Mr. Goodlatte said the courts should expand their definition of standing so they hear more lawsuits to check presidential power. He said he has had conversations about that with Supreme Court justices.
“That we cannot dictate to the courts to do, but we believe the courts would be well-advised to do it,” he said.
Simon Lazarus, senior counsel at the Constitutional Accountability Center, a progressive think tank, said there are several reasons for the Republican shift, including the rise of the libertarian movement, which has always been more suspicious of democratic processes and more willing to turn to the courts to protect rights.
Strategically, meanwhile, Republicans may be looking at the change in the electoral college and concluding that the presidency has become a stronghold for Democrats, he said.
“So I think it’s not surprising that you find Republicans on the bench, off the bench and elsewhere, in the academy, trying to dream up theories and approaches, strategies trying to justify having the courts put constraints on the president’s ability to operate,” he said. “This is just the exact opposite of where conservative jurisprudence was less than 10 years ago.”
Indeed, it was just a decade ago that House Majority Leader Tom DeLay, Texas Republican, led a push to strip the courts of their ability to hear certain cases, as a means of punishing them for some adverse rulings.
The House passed legislation removing the courts’ jurisdiction to hear cases over whether the words “under God” in the Pledge of Allegiance were an unconstitutional establishment of religion — but the bill never cleared the Senate.
Mr. Von Spakovsky said if Congress thinks a president is overstepping his boundaries, the legislature already has strong tools it can use, chiefly the power of the purse. Congress can pass bills withholding funding from various parts of the executive.
“If they think the Justice Department is doing things improperly, well then don’t keep renewing their budget and giving them more money,” he said. “Do targeted cuts in their budget of things that will very sharply bring to the attention of Eric Holder that Congress is unhappy with the things he is doing.”

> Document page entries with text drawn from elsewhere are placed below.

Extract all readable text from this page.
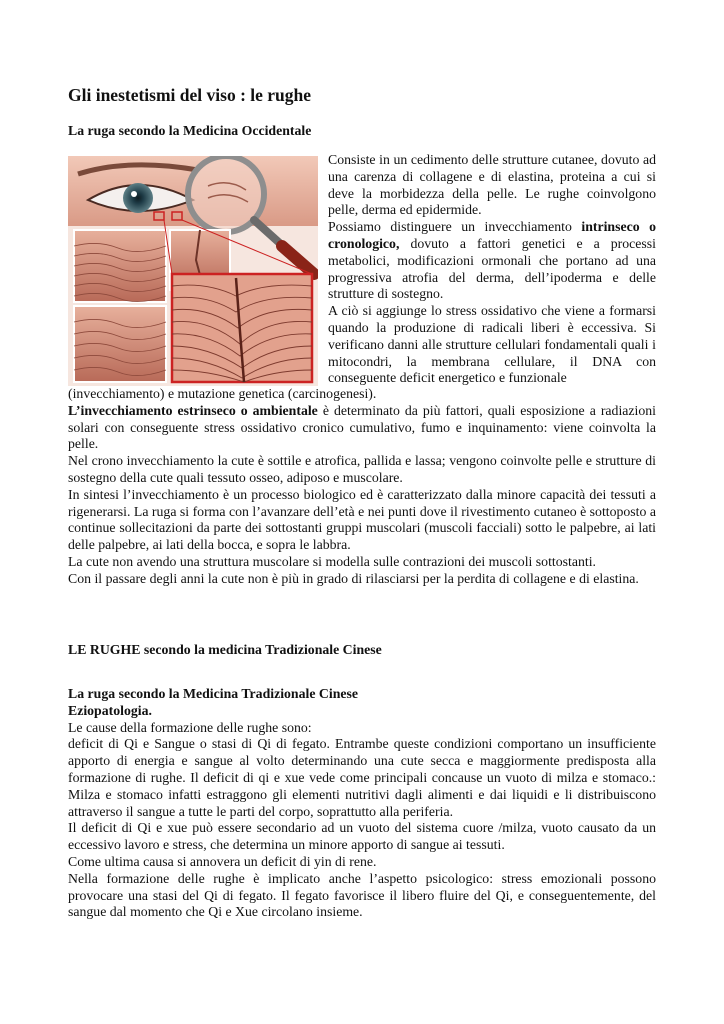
Gli inestetismi del viso : le rughe
La ruga secondo la Medicina Occidentale

Consiste in un cedimento delle strutture cutanee, dovuto ad una carenza di collagene e di elastina, proteina a cui si deve la morbidezza della pelle. Le rughe coinvolgono pelle, derma ed epidermide.

Possiamo distinguere un invecchiamento intrinseco o cronologico, dovuto a fattori genetici e a processi metabolici, modificazioni ormonali che portano ad una progressiva atrofia del derma, dell’ipoderma e delle strutture di sostegno.

A ciò si aggiunge lo stress ossidativo che viene a formarsi quando la produzione di radicali liberi è eccessiva. Si verificano danni alle strutture cellulari fondamentali quali i mitocondri, la membrana cellulare, il DNA con conseguente deficit energetico e funzionale

(invecchiamento) e mutazione genetica (carcinogenesi).

L’invecchiamento estrinseco o ambientale è determinato da più fattori, quali esposizione a radiazioni solari con conseguente stress ossidativo cronico cumulativo, fumo e inquinamento: viene coinvolta la pelle.

Nel crono invecchiamento la cute è sottile e atrofica, pallida e lassa; vengono coinvolte pelle e strutture di sostegno della cute quali tessuto osseo, adiposo e muscolare.

In sintesi l’invecchiamento è un processo biologico ed è caratterizzato dalla minore capacità dei tessuti a rigenerarsi. La ruga si forma con l’avanzare dell’età e nei punti dove il rivestimento cutaneo è sottoposto a continue sollecitazioni da parte dei sottostanti gruppi muscolari (muscoli facciali) sotto le palpebre, ai lati delle palpebre, ai lati della bocca, e sopra le labbra.

La cute non avendo una struttura muscolare si modella sulle contrazioni dei muscoli sottostanti.

Con il passare degli anni la cute non è più in grado di rilasciarsi per la perdita di collagene e di elastina.

LE RUGHE secondo la medicina Tradizionale Cinese

La ruga secondo la Medicina Tradizionale Cinese

Eziopatologia.

Le cause della formazione delle rughe sono:

deficit di Qi e Sangue o stasi di Qi di fegato. Entrambe queste condizioni comportano un insufficiente apporto di energia e sangue al volto determinando una cute secca e maggiormente predisposta alla formazione di rughe. Il deficit di qi e xue vede come principali concause un vuoto di milza e stomaco.: Milza e stomaco infatti estraggono gli elementi nutritivi dagli alimenti e dai liquidi e li distribuiscono attraverso il sangue a tutte le parti del corpo, soprattutto alla periferia.

Il deficit di Qi e xue può essere secondario ad un vuoto del sistema cuore /milza, vuoto causato da un eccessivo lavoro e stress, che determina un minore apporto di sangue ai tessuti.

Come ultima causa si annovera un deficit di yin di rene.

Nella formazione delle rughe è implicato anche l’aspetto psicologico: stress emozionali possono provocare una stasi del Qi di fegato. Il fegato favorisce il libero fluire del Qi, e conseguentemente, del sangue dal momento che Qi e Xue circolano insieme.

House Republicans are poised to try that with the Internal Revenue Service. The GOP docked the agency some money in the funding bill making its way through the House.
On another legislative front, House Republicans have passed a bill that would speed up some of the challenges — though that legislation has little chance of going through the Senate, where Democrats are in control and are content to let Mr. Obama pursue his executive actions.
Sometimes the courts can step in. Last week, the Supreme Court issued a 9-0 judicial spanking of Mr. Obama for illegally making recess appointments in 2012. But that case reached the court only because the people Mr. Obama appointed to the National Labor Relations Board made decisions, and a bottling company was able to argue that it was hurt by those decisions, which gave it standing to sue.